Georgetown offers financial literacy workshops that covered topics such as credit cards, repaying loans and savings. This year’s workshop series came in response to a high interest from the students.
Last year was the series’ first year and “questions kept coming all night long,” said
William Godwin, a senior sociology major at Georgetown who helped organize the series.
At The George Washington University, students can turn to places such as the Student Activities Center, Career Center and the Alumni House for guidance.
Throughout the year, various campus committees hold events such as Grad Week that help students understand the worlds of healthcare benefits, savings, buying a home and more.
The Student Activities Center’s Web site has a post-graduation guide called “I Will Survive.” The guide, which originally started out as a workshop, covers topics from finding a career to buying a car.

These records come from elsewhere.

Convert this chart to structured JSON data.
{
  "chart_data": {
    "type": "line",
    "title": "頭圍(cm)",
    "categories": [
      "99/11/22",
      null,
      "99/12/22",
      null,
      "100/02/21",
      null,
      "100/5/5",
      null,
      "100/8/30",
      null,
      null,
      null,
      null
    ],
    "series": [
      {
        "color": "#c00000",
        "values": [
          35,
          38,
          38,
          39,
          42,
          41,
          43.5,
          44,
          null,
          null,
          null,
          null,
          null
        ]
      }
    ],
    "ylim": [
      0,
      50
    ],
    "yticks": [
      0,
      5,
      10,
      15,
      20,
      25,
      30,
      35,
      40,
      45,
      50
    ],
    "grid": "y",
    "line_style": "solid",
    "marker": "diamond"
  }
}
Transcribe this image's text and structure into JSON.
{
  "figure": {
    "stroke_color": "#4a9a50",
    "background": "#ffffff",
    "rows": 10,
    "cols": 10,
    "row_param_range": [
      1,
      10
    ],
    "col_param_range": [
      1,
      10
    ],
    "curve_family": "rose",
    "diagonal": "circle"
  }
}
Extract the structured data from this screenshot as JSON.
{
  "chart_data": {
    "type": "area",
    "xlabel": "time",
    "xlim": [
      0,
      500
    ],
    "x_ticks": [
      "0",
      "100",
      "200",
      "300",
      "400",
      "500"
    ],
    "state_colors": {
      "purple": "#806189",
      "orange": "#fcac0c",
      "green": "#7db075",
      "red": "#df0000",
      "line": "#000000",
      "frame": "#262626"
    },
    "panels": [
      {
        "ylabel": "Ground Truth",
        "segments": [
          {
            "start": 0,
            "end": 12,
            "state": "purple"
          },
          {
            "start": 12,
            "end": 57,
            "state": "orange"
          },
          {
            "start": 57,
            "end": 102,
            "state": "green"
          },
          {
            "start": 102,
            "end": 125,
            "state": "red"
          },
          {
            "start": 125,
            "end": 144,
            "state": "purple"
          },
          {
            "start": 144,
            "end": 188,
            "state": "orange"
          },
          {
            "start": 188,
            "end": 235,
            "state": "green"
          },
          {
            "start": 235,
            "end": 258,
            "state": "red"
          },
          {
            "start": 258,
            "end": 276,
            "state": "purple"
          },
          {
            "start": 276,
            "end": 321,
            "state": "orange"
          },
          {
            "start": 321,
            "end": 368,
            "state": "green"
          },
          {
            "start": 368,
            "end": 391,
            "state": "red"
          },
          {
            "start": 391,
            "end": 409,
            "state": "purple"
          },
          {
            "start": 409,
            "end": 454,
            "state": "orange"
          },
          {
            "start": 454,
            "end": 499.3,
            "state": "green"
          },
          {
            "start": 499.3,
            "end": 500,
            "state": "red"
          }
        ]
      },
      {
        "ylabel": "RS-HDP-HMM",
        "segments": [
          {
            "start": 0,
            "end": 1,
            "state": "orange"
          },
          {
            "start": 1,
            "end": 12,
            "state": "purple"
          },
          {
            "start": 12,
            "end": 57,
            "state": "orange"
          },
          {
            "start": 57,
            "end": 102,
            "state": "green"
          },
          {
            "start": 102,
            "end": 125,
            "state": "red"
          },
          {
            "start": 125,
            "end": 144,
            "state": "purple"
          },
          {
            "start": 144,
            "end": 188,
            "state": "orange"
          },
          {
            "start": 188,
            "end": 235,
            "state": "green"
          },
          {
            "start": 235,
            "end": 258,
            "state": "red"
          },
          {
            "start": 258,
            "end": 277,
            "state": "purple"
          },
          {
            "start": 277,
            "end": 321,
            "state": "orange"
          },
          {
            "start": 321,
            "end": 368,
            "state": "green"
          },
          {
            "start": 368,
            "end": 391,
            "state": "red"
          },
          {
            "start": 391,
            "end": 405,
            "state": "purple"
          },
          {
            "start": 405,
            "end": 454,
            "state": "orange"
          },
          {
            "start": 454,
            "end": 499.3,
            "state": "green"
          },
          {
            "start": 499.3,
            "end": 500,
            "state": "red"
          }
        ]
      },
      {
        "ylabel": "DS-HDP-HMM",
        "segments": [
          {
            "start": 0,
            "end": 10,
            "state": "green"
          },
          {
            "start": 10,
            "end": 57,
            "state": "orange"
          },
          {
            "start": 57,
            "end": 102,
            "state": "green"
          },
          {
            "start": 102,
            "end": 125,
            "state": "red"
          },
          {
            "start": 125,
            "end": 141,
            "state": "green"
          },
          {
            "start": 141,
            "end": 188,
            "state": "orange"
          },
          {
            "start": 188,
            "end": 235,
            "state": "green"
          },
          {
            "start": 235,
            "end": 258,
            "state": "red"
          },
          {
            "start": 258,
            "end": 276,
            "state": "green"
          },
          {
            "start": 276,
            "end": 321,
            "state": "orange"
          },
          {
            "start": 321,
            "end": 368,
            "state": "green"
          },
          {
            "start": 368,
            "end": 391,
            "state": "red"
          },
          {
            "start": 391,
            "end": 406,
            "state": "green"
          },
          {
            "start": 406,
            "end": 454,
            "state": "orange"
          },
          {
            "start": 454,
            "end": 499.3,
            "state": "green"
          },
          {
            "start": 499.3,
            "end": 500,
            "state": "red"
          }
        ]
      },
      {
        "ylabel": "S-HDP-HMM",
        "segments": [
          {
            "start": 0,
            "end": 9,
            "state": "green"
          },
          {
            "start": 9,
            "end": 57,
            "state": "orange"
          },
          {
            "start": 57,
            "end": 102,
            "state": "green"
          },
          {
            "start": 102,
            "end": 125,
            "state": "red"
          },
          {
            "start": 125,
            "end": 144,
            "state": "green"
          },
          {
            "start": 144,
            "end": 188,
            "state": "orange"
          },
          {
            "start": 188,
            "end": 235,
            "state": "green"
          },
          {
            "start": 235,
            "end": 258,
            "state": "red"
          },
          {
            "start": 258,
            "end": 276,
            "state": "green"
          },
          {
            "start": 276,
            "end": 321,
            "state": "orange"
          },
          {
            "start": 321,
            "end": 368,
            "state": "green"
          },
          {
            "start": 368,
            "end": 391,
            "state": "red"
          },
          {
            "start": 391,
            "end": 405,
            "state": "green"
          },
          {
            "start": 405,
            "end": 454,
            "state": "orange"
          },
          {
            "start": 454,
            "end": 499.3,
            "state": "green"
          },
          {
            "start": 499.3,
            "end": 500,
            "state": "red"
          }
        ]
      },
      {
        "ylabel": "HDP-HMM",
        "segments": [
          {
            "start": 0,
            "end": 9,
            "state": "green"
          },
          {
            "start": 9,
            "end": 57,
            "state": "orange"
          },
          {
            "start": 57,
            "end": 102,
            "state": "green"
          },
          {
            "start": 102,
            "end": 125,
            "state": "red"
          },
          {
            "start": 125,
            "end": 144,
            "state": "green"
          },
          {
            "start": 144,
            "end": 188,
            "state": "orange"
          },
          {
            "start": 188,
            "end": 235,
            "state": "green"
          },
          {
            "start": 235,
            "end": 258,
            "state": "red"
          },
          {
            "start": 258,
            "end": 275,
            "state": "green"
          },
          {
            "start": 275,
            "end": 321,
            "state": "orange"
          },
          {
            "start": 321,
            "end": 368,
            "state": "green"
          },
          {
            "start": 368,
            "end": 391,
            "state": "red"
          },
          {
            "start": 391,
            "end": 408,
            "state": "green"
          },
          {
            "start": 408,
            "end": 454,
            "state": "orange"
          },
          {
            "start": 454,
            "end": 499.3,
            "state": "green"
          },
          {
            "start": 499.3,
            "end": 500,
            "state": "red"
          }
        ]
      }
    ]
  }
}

Grace Henry, assistant director of the center and organizer of the “I Will Survive” series, noticed that as students become more and more technologically dependent, they don’t come to the events, she said. That’s why she put the series online.
Although the resources are out there, many seniors find themselves looking for time to attend the events.
“I have been to the career center…but I haven’t really talked to anyone about [other post-graduation issues] because this last semester has been busy,” Horowitz said. “I just say that I’ll deal with it as it comes…I’m trying to hold on to what’s happening now.”